Latest update from AWS:

[5:39 AM PST] We have now restored power to all instances and network devices within the affected data center and are seeing recovery for the majority of EC2 instances and EBS volumes within the affected Availability Zone. Network connectivity within the affected Availability Zone has also returned to normal levels. While all services are starting to see meaningful recovery, services which were hosting endpoints within the affected data center - such as single-AZ RDS databases, ElastiCache, etc. - would have seen impact during the event, but are starting to see recovery now. Given the level of recovery, if you have not yet failed away from the affected Availability Zone, you should be starting to see recovery at this stage.

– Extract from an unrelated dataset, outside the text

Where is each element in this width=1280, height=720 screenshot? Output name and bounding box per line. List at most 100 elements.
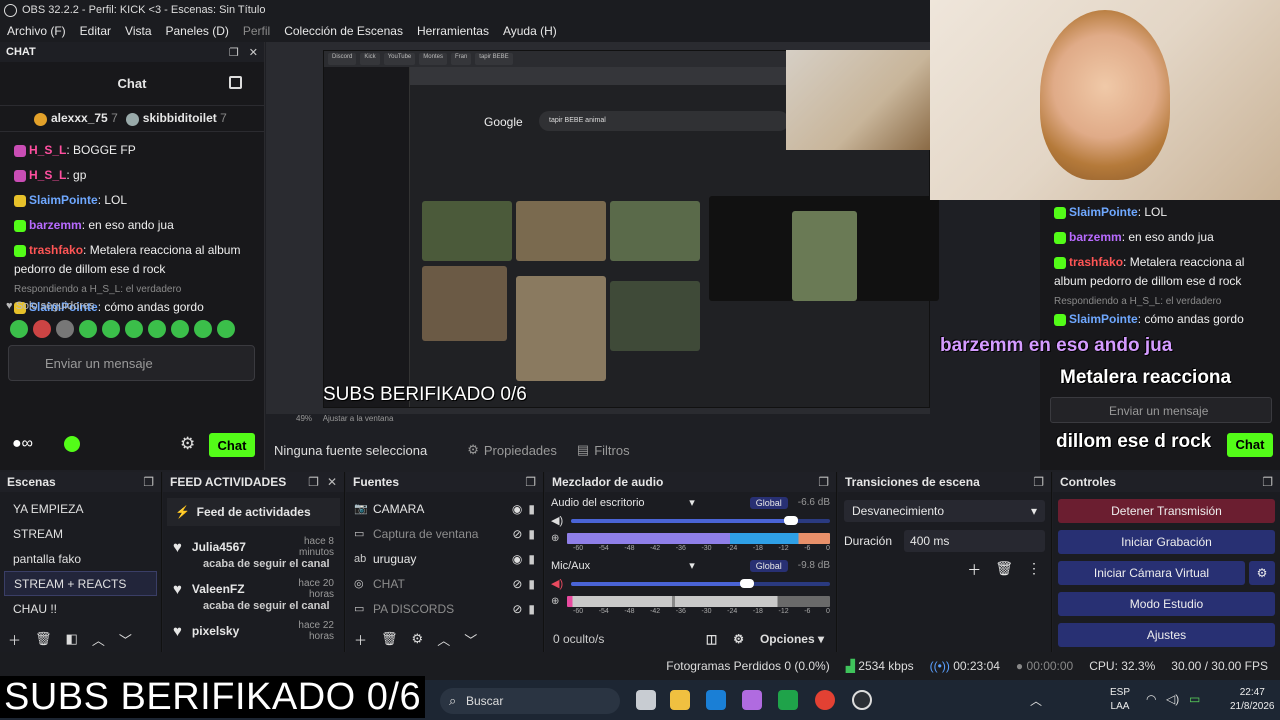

Posted Dec 22, 2021 - 14:01 UTC

Update

The issue is also affecting our Atomic dashboard, which is currently unavailable or returning errors intermittently.

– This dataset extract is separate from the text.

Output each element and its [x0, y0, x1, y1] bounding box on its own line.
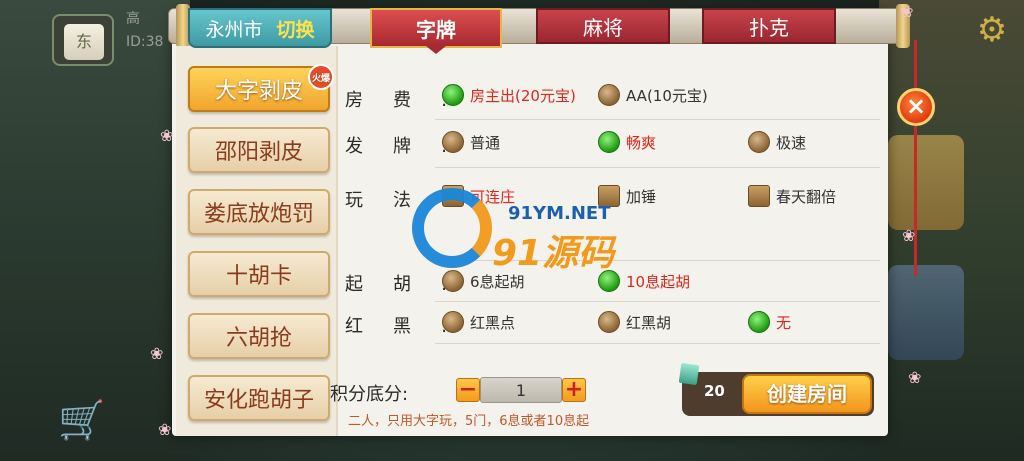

Posted Dec 22, 2021 - 13:31 UTC

Update

Latest update from AWS:

[5:18 AM PST] We continue to make progress in restoring power to the affected data center within the affected Availability Zone (USE1-AZ4) in the US-EAST-1 Region. We have now restored power to the majority of instances and networking devices within the affected data center and are starting to see some early signs of recovery. Customers experiencing connectivity or instance availability issues within the affected Availability Zone, should start to see some recovery as power is restored to the affected data center. RunInstances API error rates are returning to normal levels and we are working to recover affected EC2 instances and EBS volumes. While we would expect continued improvement over the coming hour, we would still recommend failing away from the Availability Zone if you are able to do so to mitigate this issue.

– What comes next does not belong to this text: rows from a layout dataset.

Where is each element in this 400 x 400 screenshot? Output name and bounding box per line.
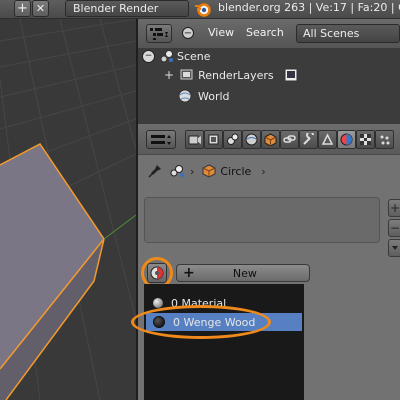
render-engine-select[interactable]: Blender Render <box>65 0 189 17</box>
new-material-button[interactable]: + New <box>176 264 310 282</box>
material-slot-list[interactable] <box>144 197 380 243</box>
tab-render[interactable] <box>185 130 204 149</box>
renderlayers-icon <box>180 69 193 80</box>
viewport-scene <box>0 19 136 400</box>
world-icon <box>178 89 192 103</box>
tab-constraints[interactable] <box>280 130 299 149</box>
scene-props-icon <box>227 133 239 145</box>
wrench-icon <box>303 133 314 145</box>
render-layer-camera-icon <box>284 68 298 82</box>
remove-slot-button[interactable]: − <box>388 219 400 237</box>
blender-logo-icon <box>195 3 211 17</box>
material-preview-icon <box>153 298 163 308</box>
tree-label-scene: Scene <box>177 49 211 63</box>
chain-link-icon <box>283 135 296 143</box>
tab-object-data[interactable] <box>318 130 337 149</box>
outliner-header: − View Search All Scenes <box>138 19 400 48</box>
y-axis-line <box>103 214 136 240</box>
3d-viewport[interactable] <box>0 19 136 400</box>
slot-specials-button[interactable] <box>388 239 400 257</box>
material-icon <box>340 133 353 146</box>
display-mode-select[interactable]: All Scenes <box>296 24 400 43</box>
selection-highlight-ring <box>131 305 271 339</box>
menu-view[interactable]: View <box>208 26 234 39</box>
tree-label-world: World <box>198 89 230 103</box>
close-icon: ✕ <box>35 2 46 15</box>
properties-header <box>138 124 400 155</box>
tree-label-renderlayers: RenderLayers <box>198 68 274 82</box>
texture-checker-icon <box>360 134 371 145</box>
collapse-toggle-icon[interactable]: − <box>142 49 155 63</box>
add-slot-button[interactable]: + <box>388 199 400 217</box>
tab-material[interactable] <box>337 130 356 149</box>
chevron-down-icon <box>392 246 398 250</box>
mesh-data-icon <box>321 133 334 145</box>
new-material-label: New <box>232 266 257 280</box>
particles-icon <box>380 135 390 145</box>
properties-editor-icon <box>151 134 171 145</box>
add-screen-button[interactable]: + <box>14 0 31 17</box>
plus-icon: + <box>183 265 195 281</box>
render-engine-label: Blender Render <box>73 2 159 15</box>
camera-icon <box>188 135 201 145</box>
tab-object[interactable] <box>261 130 280 149</box>
outliner-editor: − View Search All Scenes − Scene + Rende… <box>138 19 400 124</box>
editor-type-button[interactable] <box>146 24 172 43</box>
delete-screen-button[interactable]: ✕ <box>32 0 49 17</box>
layers-icon <box>208 134 219 145</box>
expand-plus-icon[interactable]: + <box>164 68 174 82</box>
tab-scene[interactable] <box>223 130 242 149</box>
breadcrumb-separator: › <box>190 164 195 178</box>
breadcrumb-separator: › <box>261 164 266 178</box>
scene-icon <box>160 50 173 63</box>
plus-icon: + <box>389 201 400 215</box>
tab-render-layers[interactable] <box>204 130 223 149</box>
tab-particles[interactable] <box>375 130 394 149</box>
info-header: + ✕ Blender Render blender.org 263 | Ve:… <box>0 0 400 19</box>
tree-row-scene[interactable]: − Scene <box>142 46 211 66</box>
plus-icon: + <box>17 1 28 16</box>
material-browse-menu: 0 Material 0 Wenge Wood <box>144 284 304 400</box>
breadcrumb: › Circle › <box>148 164 266 178</box>
world-tab-icon <box>245 133 258 146</box>
properties-editor: › Circle › + − + New 0 Material 0 Wenge <box>131 124 400 400</box>
editor-type-button[interactable] <box>146 130 176 149</box>
display-mode-label: All Scenes <box>303 27 360 40</box>
tab-world[interactable] <box>242 130 261 149</box>
menu-search[interactable]: Search <box>246 26 284 39</box>
breadcrumb-object-name: Circle <box>220 164 252 178</box>
scene-stats: blender.org 263 | Ve:17 | Fa:20 | Ob <box>218 1 400 14</box>
outliner-list-icon <box>150 27 168 40</box>
scene-icon <box>170 165 184 177</box>
pin-icon[interactable] <box>148 164 162 178</box>
tree-row-world[interactable]: World <box>178 86 230 106</box>
tab-modifiers[interactable] <box>299 130 318 149</box>
tab-texture[interactable] <box>356 130 375 149</box>
object-cube-icon <box>202 164 216 178</box>
tree-row-renderlayers[interactable]: + RenderLayers <box>164 65 298 85</box>
minus-icon: − <box>389 221 400 235</box>
object-cube-icon <box>264 133 277 146</box>
collapse-menus-icon[interactable]: − <box>182 27 194 39</box>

Posted Dec 22, 2021 - 13:26 UTC

Update

Latest update from AWS:

[5:01 AM PST] We can confirm a loss of power within a single data center within a single Availability Zone (USE1-AZ4) in the US-EAST-1 Region. This is affecting availability and connectivity to EC2 instances that are part of the affected data center within the affected Availability Zone. We are also experiencing elevated RunInstance API error rates for launches within the affected Availability Zone. Connectivity and power to other data centers within the affected Availability Zone, or other Availability Zones within the US-EAST-1 Region are not affected by this issue, but we would recommend failing away from the affected Availability Zone (USE1-AZ4) if you are able to do so. We continue to work to address the issue and restore power within the affected data center.

Posted Dec 22, 2021 - 13:05 UTC

Update

Update from AWS:

[4:35 AM PST] We are investigating increased EC2 launch failures and networking connectivity issues for some instances in a single Availability Zone (USE1-AZ4) in the US-EAST-1 Region. Other Availability Zones within the US-EAST-1 Region are not affected by this issue.

Posted Dec 22, 2021 - 12:53 UTC

Investigating

An issue with AWS in US-EAST-1 (Virginia) region is currently causing an outage for a large number of servers in the region.

Posted Dec 22, 2021 - 12:32 UTC

This incident affected: Atomic Control Panel, VPS Hosting Infrastructure, API, Automation, and CI/CD Integrations.